No increased risk of all-cause mortality or cardiovascular events was observed up to 180 days after any mRNA vaccination dose in the Omicron era; vaccination attenuated post-acute cardiovascular risk in older adults. The risk-benefit ratio of vaccination remained positive during Omicron.
在当前奥密克戎流行和加强接种的时代,评估新冠疫苗接种在全人群中的风险效益比仍然具有现实意义。对疫苗接种/感染后死亡率风险和心血管事件的评估通常是在症状较轻的奥密克戎毒株出现和加强接种推广之前进行的。
对2022年1月6日至12月31日(以奥密克戎为主导传播)期间年龄≥18岁的成年新加坡人进行回顾性队列研究。使用针对人口统计学/合并症进行调整的Cox回归模型,估计mRNA疫苗接种/SARS-CoV-2感染后0至180天与mRNA疫苗接种后>180天相比的全因死亡率和心血管事件风险。接种疫苗后的风险期根据前180天内是否存在SARS-CoV-2感染进一步分层;同样,感染后的风险期根据感染前180天内是否接种疫苗进一步分层。
3,137,210名成年人参与研究,共接种2,047,008剂疫苗(99%为加强针),发生1,189,846次感染。记录到23,028例死亡和54,017例心脏事件。
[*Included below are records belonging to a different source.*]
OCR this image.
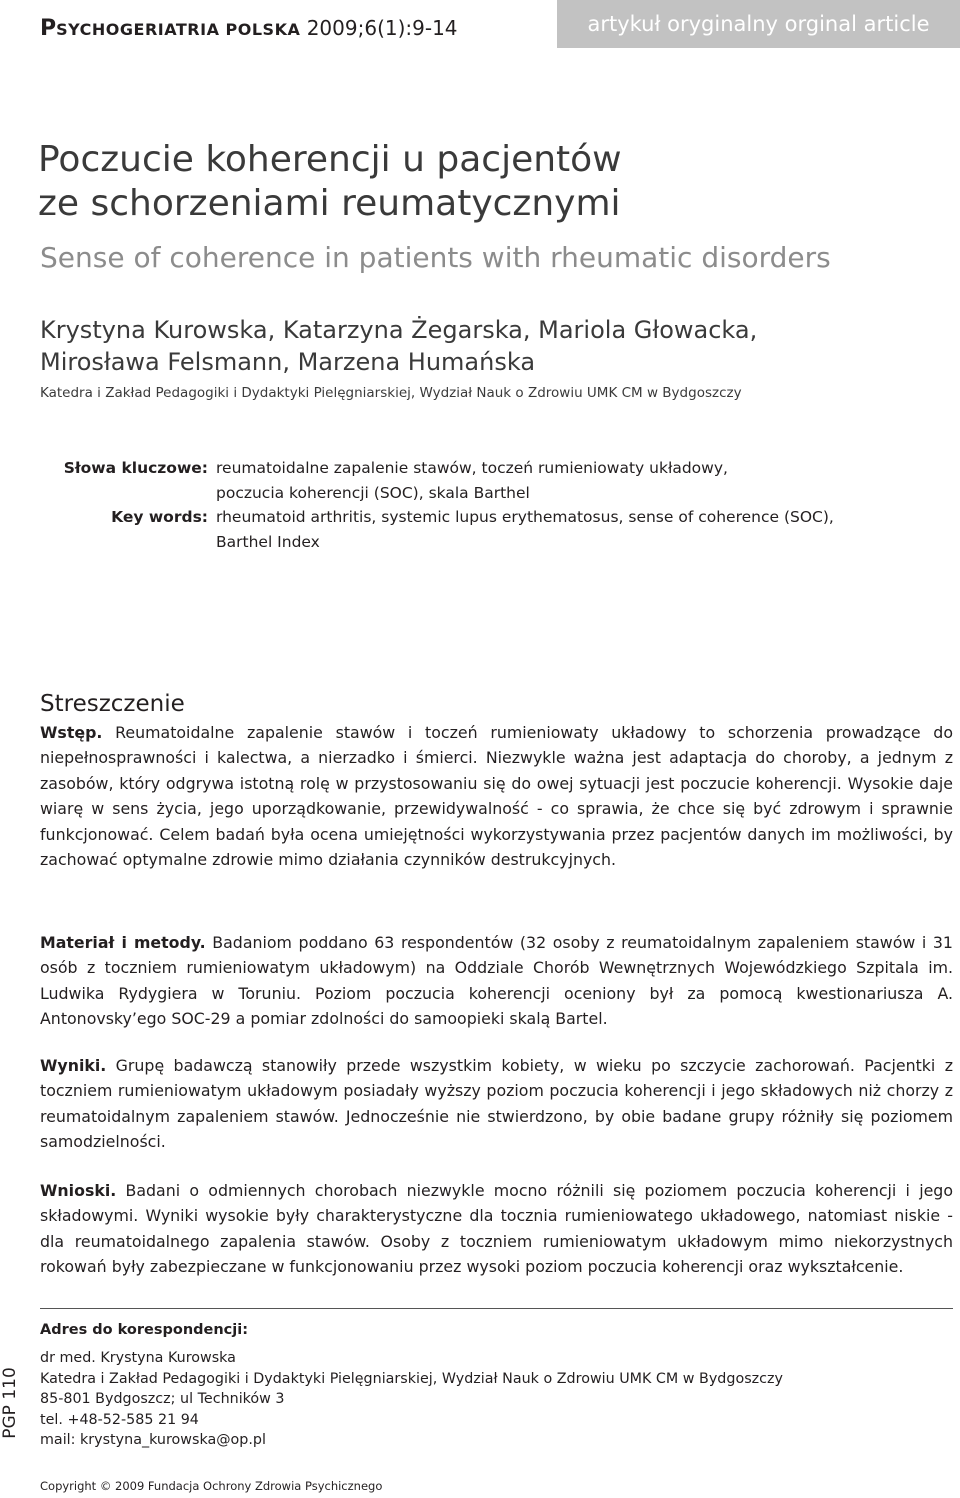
PSYCHOGERIATRIA POLSKA 2009;6(1):9-14	artykuł oryginalny orginal article
Poczucie koherencji u pacjentów
ze schorzeniami reumatycznymi
Sense of coherence in patients with rheumatic disorders
Krystyna Kurowska, Katarzyna Żegarska, Mariola Głowacka,
Mirosława Felsmann, Marzena Humańska
Katedra i Zakład Pedagogiki i Dydaktyki Pielęgniarskiej, Wydział Nauk o Zdrowiu UMK CM w Bydgoszczy
Słowa kluczowe: reumatoidalne zapalenie stawów, toczeń rumieniowaty układowy,
poczucia koherencji (SOC), skala Barthel
Key words: rheumatoid arthritis, systemic lupus erythematosus, sense of coherence (SOC),
Barthel Index
Streszczenie

Wstęp. Reumatoidalne zapalenie stawów i toczeń rumieniowaty układowy to schorzenia prowadzące do niepełnosprawności i kalectwa, a nierzadko i śmierci. Niezwykle ważna jest adaptacja do choroby, a jednym z zasobów, który odgrywa istotną rolę w przystosowaniu się do owej sytuacji jest poczucie koherencji. Wysokie daje wiarę w sens życia, jego uporządkowanie, przewidywalność - co sprawia, że chce się być zdrowym i sprawnie funkcjonować. Celem badań była ocena umiejętności wykorzystywania przez pacjentów danych im możliwości, by zachować optymalne zdrowie mimo działania czynników destrukcyjnych.

Materiał i metody. Badaniom poddano 63 respondentów (32 osoby z reumatoidalnym zapaleniem stawów i 31 osób z toczniem rumieniowatym układowym) na Oddziale Chorób Wewnętrznych Wojewódzkiego Szpitala im. Ludwika Rydygiera w Toruniu. Poziom poczucia koherencji oceniony był za pomocą kwestionariusza A. Antonovsky’ego SOC-29 a pomiar zdolności do samoopieki skalą Bartel.

Wyniki. Grupę badawczą stanowiły przede wszystkim kobiety, w wieku po szczycie zachorowań. Pacjentki z toczniem rumieniowatym układowym posiadały wyższy poziom poczucia koherencji i jego składowych niż chorzy z reumatoidalnym zapaleniem stawów. Jednocześnie nie stwierdzono, by obie badane grupy różniły się poziomem samodzielności.

Wnioski. Badani o odmiennych chorobach niezwykle mocno różnili się poziomem poczucia koherencji i jego składowymi. Wyniki wysokie były charakterystyczne dla tocznia rumieniowatego układowego, natomiast niskie - dla reumatoidalnego zapalenia stawów. Osoby z toczniem rumieniowatym układowym mimo niekorzystnych rokowań były zabezpieczane w funkcjonowaniu przez wysoki poziom poczucia koherencji oraz wykształcenie.

Adres do korespondencji:
dr med. Krystyna Kurowska
Katedra i Zakład Pedagogiki i Dydaktyki Pielęgniarskiej, Wydział Nauk o Zdrowiu UMK CM w Bydgoszczy
85-801 Bydgoszcz; ul Techników 3
tel. +48-52-585 21 94
mail: krystyna_kurowska@op.pl
PGP 110
Copyright © 2009 Fundacja Ochrony Zdrowia Psychicznego
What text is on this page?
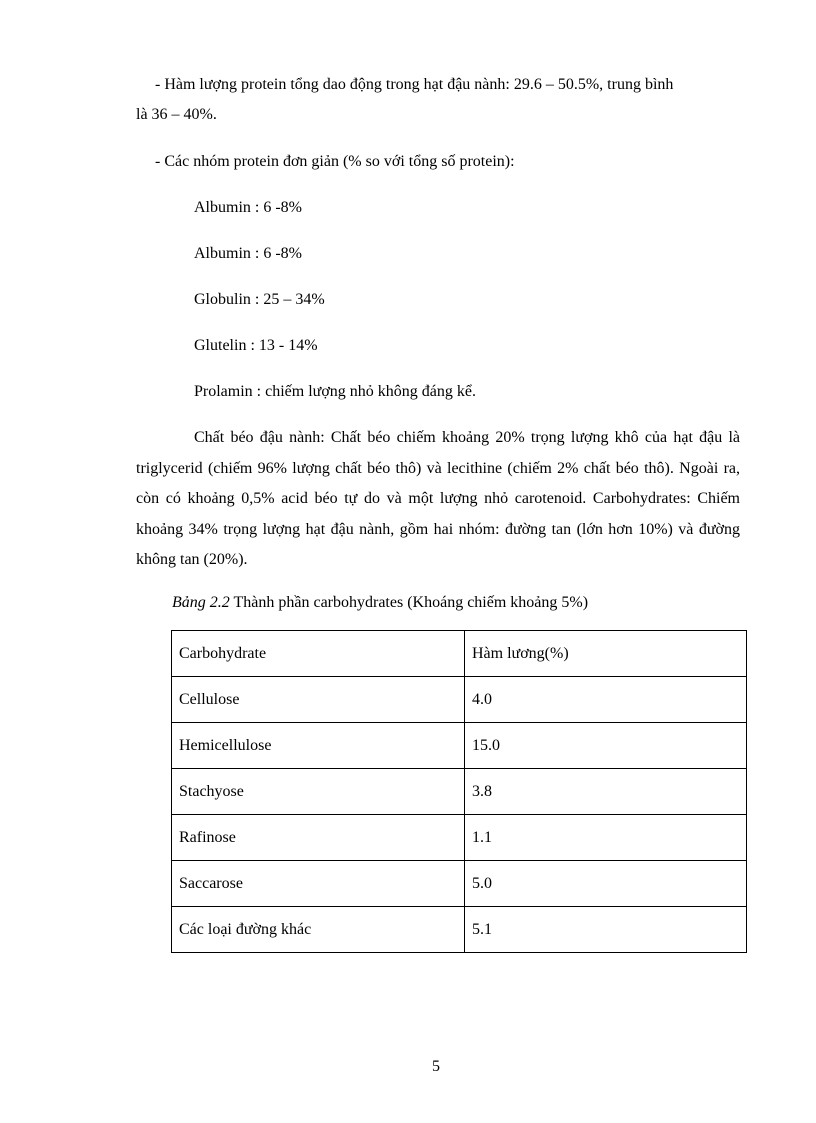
- Hàm lượng protein tổng dao động trong hạt đậu nành: 29.6 – 50.5%, trung bình
là 36 – 40%.
- Các nhóm protein đơn giản (% so với tổng số protein):
Albumin : 6 -8%
Albumin : 6 -8%
Globulin : 25 – 34%
Glutelin : 13 - 14%
Prolamin : chiếm lượng nhỏ không đáng kể.
Chất béo đậu nành: Chất béo chiếm khoảng 20% trọng lượng khô của hạt đậu là triglycerid (chiếm 96% lượng chất béo thô) và lecithine (chiếm 2% chất béo thô). Ngoài ra, còn có khoảng 0,5% acid béo tự do và một lượng nhỏ carotenoid. Carbohydrates: Chiếm khoảng 34% trọng lượng hạt đậu nành, gồm hai nhóm: đường tan (lớn hơn 10%) và đường không tan (20%).
Bảng 2.2 Thành phần carbohydrates (Khoáng chiếm khoảng 5%)
Carbohydrate	Hàm lương(%)
Cellulose	4.0
Hemicellulose	15.0
Stachyose	3.8
Rafinose	1.1
Saccarose	5.0
Các loại đường khác	5.1
5
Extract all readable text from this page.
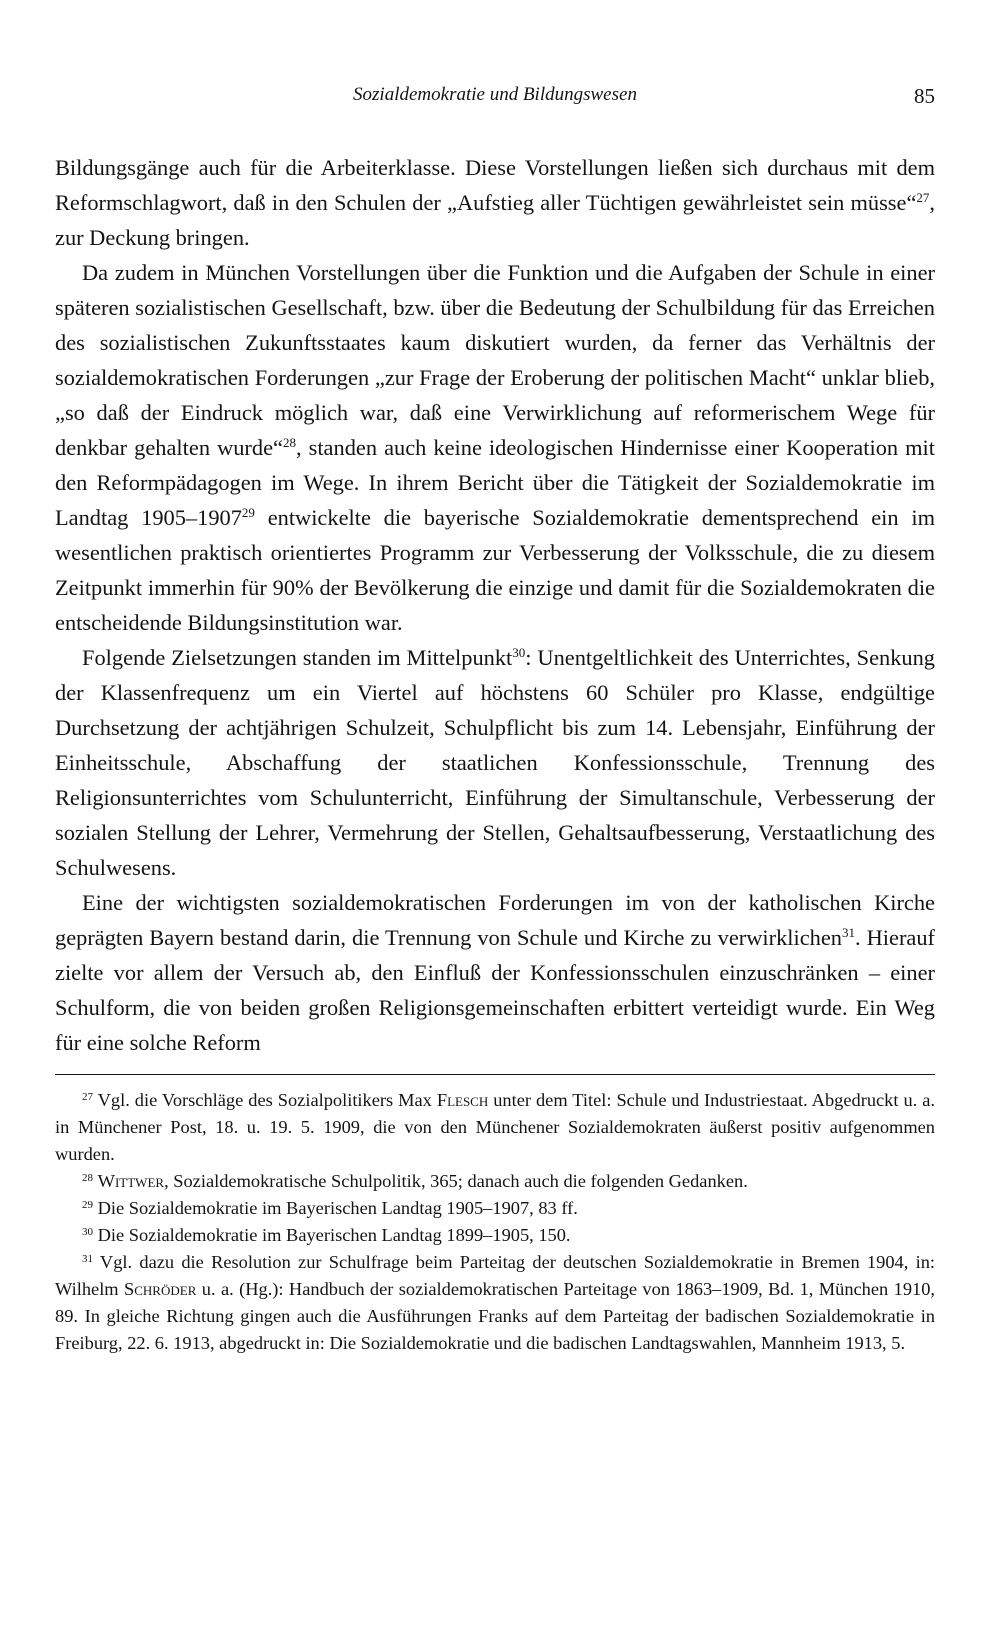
Sozialdemokratie und Bildungswesen	85

Bildungsgänge auch für die Arbeiterklasse. Diese Vorstellungen ließen sich durchaus mit dem Reformschlagwort, daß in den Schulen der „Aufstieg aller Tüchtigen gewährleistet sein müsse“$^{27}$, zur Deckung bringen.

Da zudem in München Vorstellungen über die Funktion und die Aufgaben der Schule in einer späteren sozialistischen Gesellschaft, bzw. über die Bedeutung der Schulbildung für das Erreichen des sozialistischen Zukunftsstaates kaum diskutiert wurden, da ferner das Verhältnis der sozialdemokratischen Forderungen „zur Frage der Eroberung der politischen Macht“ unklar blieb, „so daß der Eindruck möglich war, daß eine Verwirklichung auf reformerischem Wege für denkbar gehalten wurde“$^{28}$, standen auch keine ideologischen Hindernisse einer Kooperation mit den Reformpädagogen im Wege. In ihrem Bericht über die Tätigkeit der Sozialdemokratie im Landtag 1905–1907$^{29}$ entwickelte die bayerische Sozialdemokratie dementsprechend ein im wesentlichen praktisch orientiertes Programm zur Verbesserung der Volksschule, die zu diesem Zeitpunkt immerhin für 90% der Bevölkerung die einzige und damit für die Sozialdemokraten die entscheidende Bildungsinstitution war.

Folgende Zielsetzungen standen im Mittelpunkt$^{30}$: Unentgeltlichkeit des Unterrichtes, Senkung der Klassenfrequenz um ein Viertel auf höchstens 60 Schüler pro Klasse, endgültige Durchsetzung der achtjährigen Schulzeit, Schulpflicht bis zum 14. Lebensjahr, Einführung der Einheitsschule, Abschaffung der staatlichen Konfessionsschule, Trennung des Religionsunterrichtes vom Schulunterricht, Einführung der Simultanschule, Verbesserung der sozialen Stellung der Lehrer, Vermehrung der Stellen, Gehaltsaufbesserung, Verstaatlichung des Schulwesens.

Eine der wichtigsten sozialdemokratischen Forderungen im von der katholischen Kirche geprägten Bayern bestand darin, die Trennung von Schule und Kirche zu verwirklichen$^{31}$. Hierauf zielte vor allem der Versuch ab, den Einfluß der Konfessionsschulen einzuschränken – einer Schulform, die von beiden großen Religionsgemeinschaften erbittert verteidigt wurde. Ein Weg für eine solche Reform

$^{27}$ Vgl. die Vorschläge des Sozialpolitikers Max Flesch unter dem Titel: Schule und Industriestaat. Abgedruckt u. a. in Münchener Post, 18. u. 19. 5. 1909, die von den Münchener Sozialdemokraten äußerst positiv aufgenommen wurden.

$^{28}$ Wittwer, Sozialdemokratische Schulpolitik, 365; danach auch die folgenden Gedanken.

$^{29}$ Die Sozialdemokratie im Bayerischen Landtag 1905–1907, 83 ff.

$^{30}$ Die Sozialdemokratie im Bayerischen Landtag 1899–1905, 150.

$^{31}$ Vgl. dazu die Resolution zur Schulfrage beim Parteitag der deutschen Sozialdemokratie in Bremen 1904, in: Wilhelm Schröder u. a. (Hg.): Handbuch der sozialdemokratischen Parteitage von 1863–1909, Bd. 1, München 1910, 89. In gleiche Richtung gingen auch die Ausführungen Franks auf dem Parteitag der badischen Sozialdemokratie in Freiburg, 22. 6. 1913, abgedruckt in: Die Sozialdemokratie und die badischen Landtagswahlen, Mannheim 1913, 5.
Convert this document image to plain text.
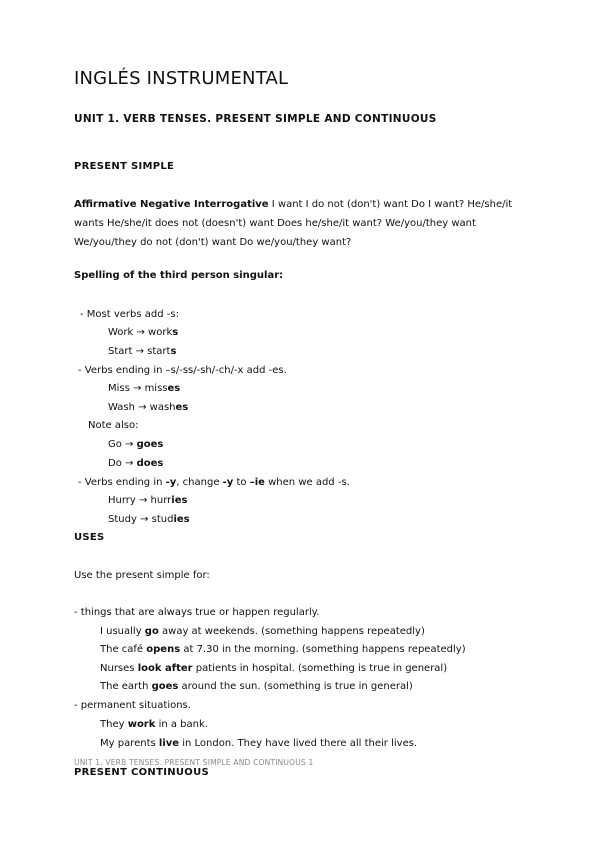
INGLÉS INSTRUMENTAL
UNIT 1. VERB TENSES. PRESENT SIMPLE AND CONTINUOUS
PRESENT SIMPLE
Affirmative Negative Interrogative I want I do not (don't) want Do I want? He/she/it wants He/she/it does not (doesn't) want Does he/she/it want? We/you/they want We/you/they do not (don't) want Do we/you/they want?
Spelling of the third person singular:
- Most verbs add -s:
Work → works
Start → starts
- Verbs ending in –s/-ss/-sh/-ch/-x add -es.
Miss → misses
Wash → washes
Note also:
Go → goes
Do → does
- Verbs ending in -y, change -y to –ie when we add -s.
Hurry → hurries
Study → studies
USES
Use the present simple for:
- things that are always true or happen regularly.
I usually go away at weekends. (something happens repeatedly)
The café opens at 7.30 in the morning. (something happens repeatedly)
Nurses look after patients in hospital. (something is true in general)
The earth goes around the sun. (something is true in general)
- permanent situations.
They work in a bank.
My parents live in London. They have lived there all their lives.
UNIT 1. VERB TENSES. PRESENT SIMPLE AND CONTINUOUS 1
PRESENT CONTINUOUS
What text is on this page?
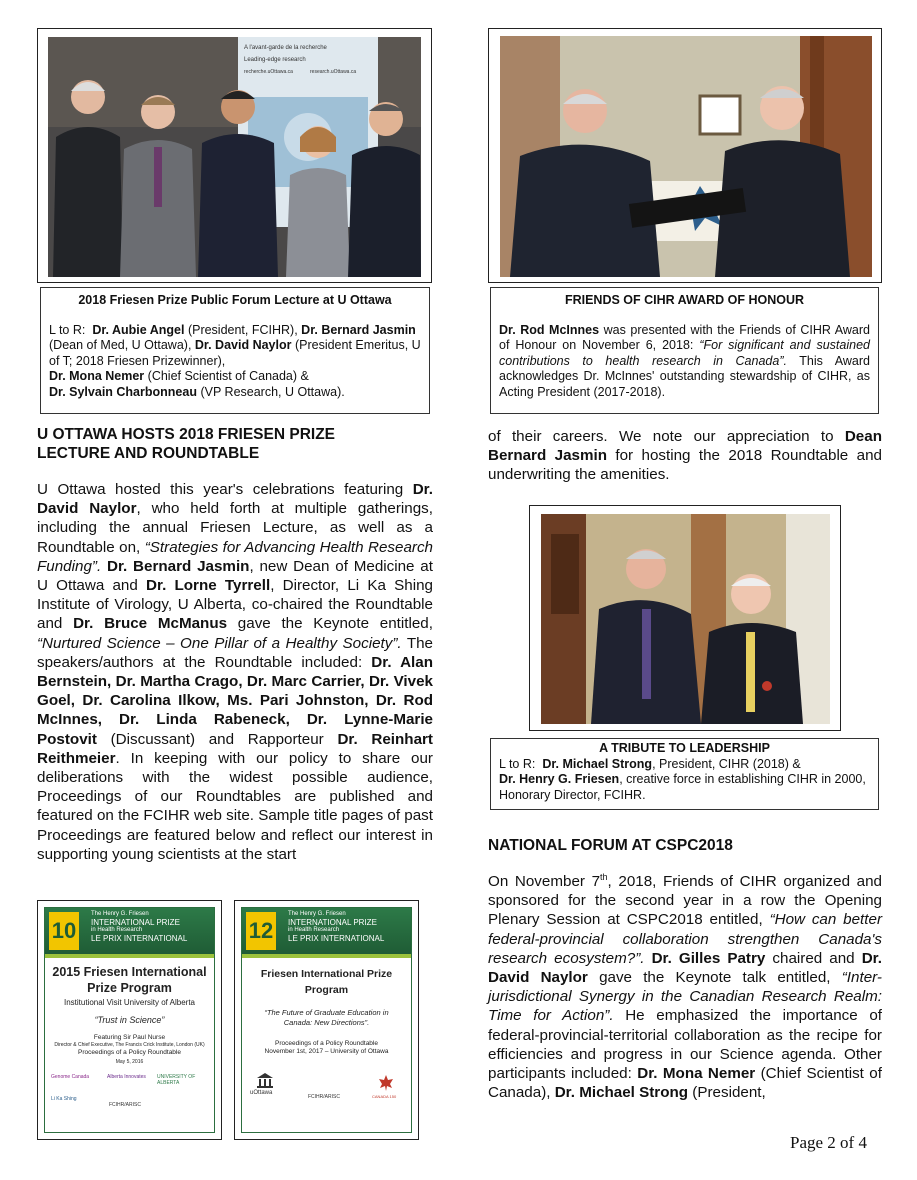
A l'avant-garde de la recherche
Leading-edge research
recherche.uOttawa.ca	research.uOttawa.ca
2018 Friesen Prize Public Forum Lecture at U Ottawa
L to R: Dr. Aubie Angel (President, FCIHR), Dr. Bernard Jasmin (Dean of Med, U Ottawa), Dr. David Naylor (President Emeritus, U of T; 2018 Friesen Prizewinner),
Dr. Mona Nemer (Chief Scientist of Canada) &
Dr. Sylvain Charbonneau (VP Research, U Ottawa).
FRIENDS OF CIHR AWARD OF HONOUR
Dr. Rod McInnes was presented with the Friends of CIHR Award of Honour on November 6, 2018: “For significant and sustained contributions to health research in Canada”. This Award acknowledges Dr. McInnes' outstanding stewardship of CIHR, as Acting President (2017-2018).
U OTTAWA HOSTS 2018 FRIESEN PRIZE
LECTURE AND ROUNDTABLE
U Ottawa hosted this year's celebrations featuring Dr. David Naylor, who held forth at multiple gatherings, including the annual Friesen Lecture, as well as a Roundtable on, “Strategies for Advancing Health Research Funding”. Dr. Bernard Jasmin, new Dean of Medicine at U Ottawa and Dr. Lorne Tyrrell, Director, Li Ka Shing Institute of Virology, U Alberta, co-chaired the Roundtable and Dr. Bruce McManus gave the Keynote entitled, “Nurtured Science – One Pillar of a Healthy Society”. The speakers/authors at the Roundtable included: Dr. Alan Bernstein, Dr. Martha Crago, Dr. Marc Carrier, Dr. Vivek Goel, Dr. Carolina Ilkow, Ms. Pari Johnston, Dr. Rod McInnes, Dr. Linda Rabeneck, Dr. Lynne-Marie Postovit (Discussant) and Rapporteur Dr. Reinhart Reithmeier. In keeping with our policy to share our deliberations with the widest possible audience, Proceedings of our Roundtables are published and featured on the FCIHR web site. Sample title pages of past Proceedings are featured below and reflect our interest in supporting young scientists at the start
10
The Henry G. Friesen
INTERNATIONAL PRIZE
in Health Research
LE PRIX INTERNATIONAL
2015 Friesen International
Prize Program
Institutional Visit University of Alberta
“Trust in Science”
Featuring Sir Paul Nurse
Director & Chief Executive, The Francis Crick Institute, London (UK)
Proceedings of a Policy Roundtable
May 5, 2016
Genome Canada	Alberta Innovates UNIVERSITY OF ALBERTA
Li Ka Shing
FCIHR/ARISC
12
The Henry G. Friesen
INTERNATIONAL PRIZE
in Health Research
LE PRIX INTERNATIONAL
Friesen International Prize
Program
“The Future of Graduate Education in Canada: New Directions”.
Proceedings of a Policy Roundtable
November 1st, 2017 – University of Ottawa
uOttawa
FCIHR/ARISC	CANADA 150
of their careers. We note our appreciation to Dean Bernard Jasmin for hosting the 2018 Roundtable and underwriting the amenities.
A TRIBUTE TO LEADERSHIP
L to R: Dr. Michael Strong, President, CIHR (2018) &
Dr. Henry G. Friesen, creative force in establishing CIHR in 2000, Honorary Director, FCIHR.
NATIONAL FORUM AT CSPC2018
On November 7th, 2018, Friends of CIHR organized and sponsored for the second year in a row the Opening Plenary Session at CSPC2018 entitled, “How can better federal-provincial collaboration strengthen Canada's research ecosystem?”. Dr. Gilles Patry chaired and Dr. David Naylor gave the Keynote talk entitled, “Inter-jurisdictional Synergy in the Canadian Research Realm: Time for Action”. He emphasized the importance of federal-provincial-territorial collaboration as the recipe for efficiencies and progress in our Science agenda. Other participants included: Dr. Mona Nemer (Chief Scientist of Canada), Dr. Michael Strong (President,
Page 2 of 4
接种疫苗后,所有年龄组均未观察到全因死亡率/心血管事件风险升高。相反,与接种疫苗后>180天的人时相比,老年人(≥60岁)感染后的全因死亡率在>180天内仍保持升高。对于接种疫苗<180天前的老年人发生的疫苗突破性SARS-CoV-2感染,死亡风险仅在感染后60天内升高,但之后未升高。在所有年龄组中,任何SARS-CoV-2感染后1至2个月心血管事件风险升高,在感染后>180天的老年人中观察到风险升高(调整后风险比,aHR = 1.18,95%CI = 1.04 - 1.34)。感染前180天内接种疫苗可减轻这种风险,急性后期心血管事件风险无显著升高(>180天:aHR = 1.10,95%CI = 0.95 - 1.07)。
在奥密克戎时代,任何mRNA疫苗接种剂量后180天内未观察到全因死亡率或心血管事件风险增加;接种疫苗可减轻老年人急性后期心血管风险。在奥密克戎期间,疫苗接种的风险效益比仍然是积极的。